Poorer school districts, with higher percentages of students on free or reduced-price lunches, don’t really have this option because they can’t afford to pay for all the kids who can’t afford their own lunches.

A few questions: Are these school districts acting a little too hastily? Did they give the new menus enough time, and combine their implementation with increased nutrition education? (Such efforts have produced positive results in inner cities like Philadelphia’s, where obesity rates among children have been falling.)

In early December, the feds actually relaxed the new one-ounce limits on proteins and grains per meal, giving menu planners more flexibility in complying with the new calorie limits. That should be helpful for schools, enabling them to make a more gradual transition to healthy menus instead of forcing them to go “cold turkey.”

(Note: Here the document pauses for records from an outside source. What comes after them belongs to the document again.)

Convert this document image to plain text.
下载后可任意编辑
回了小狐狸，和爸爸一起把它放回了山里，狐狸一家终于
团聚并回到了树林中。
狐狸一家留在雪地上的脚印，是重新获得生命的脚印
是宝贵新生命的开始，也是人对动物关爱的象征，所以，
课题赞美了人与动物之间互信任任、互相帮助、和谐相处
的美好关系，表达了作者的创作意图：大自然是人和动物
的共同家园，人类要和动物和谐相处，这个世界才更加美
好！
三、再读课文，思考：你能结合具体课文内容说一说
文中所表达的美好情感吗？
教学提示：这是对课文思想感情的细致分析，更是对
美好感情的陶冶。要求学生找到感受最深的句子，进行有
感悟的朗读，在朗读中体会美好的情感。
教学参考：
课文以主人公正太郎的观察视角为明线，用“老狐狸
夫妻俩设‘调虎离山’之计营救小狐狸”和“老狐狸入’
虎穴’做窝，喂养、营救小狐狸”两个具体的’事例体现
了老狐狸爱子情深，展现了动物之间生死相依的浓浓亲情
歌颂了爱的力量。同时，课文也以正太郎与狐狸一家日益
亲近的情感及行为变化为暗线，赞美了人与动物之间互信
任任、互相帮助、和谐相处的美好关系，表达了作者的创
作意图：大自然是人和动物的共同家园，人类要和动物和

Anecdotal evidence around the country suggests that kids aren’t getting enough to eat under the new rules. But that’s undoubtedly because they’re throwing out their mandatory fruits and vegetables. The solution isn’t to abandon ship — at least not yet — but to work harder at getting kids to adapt to the change. It may be as important a lesson as they get in school, so it’s worth schools making the effort.

If a year or more goes by and the situation still hasn’t changed, perhaps additional rule tweaks by the feds would be justified.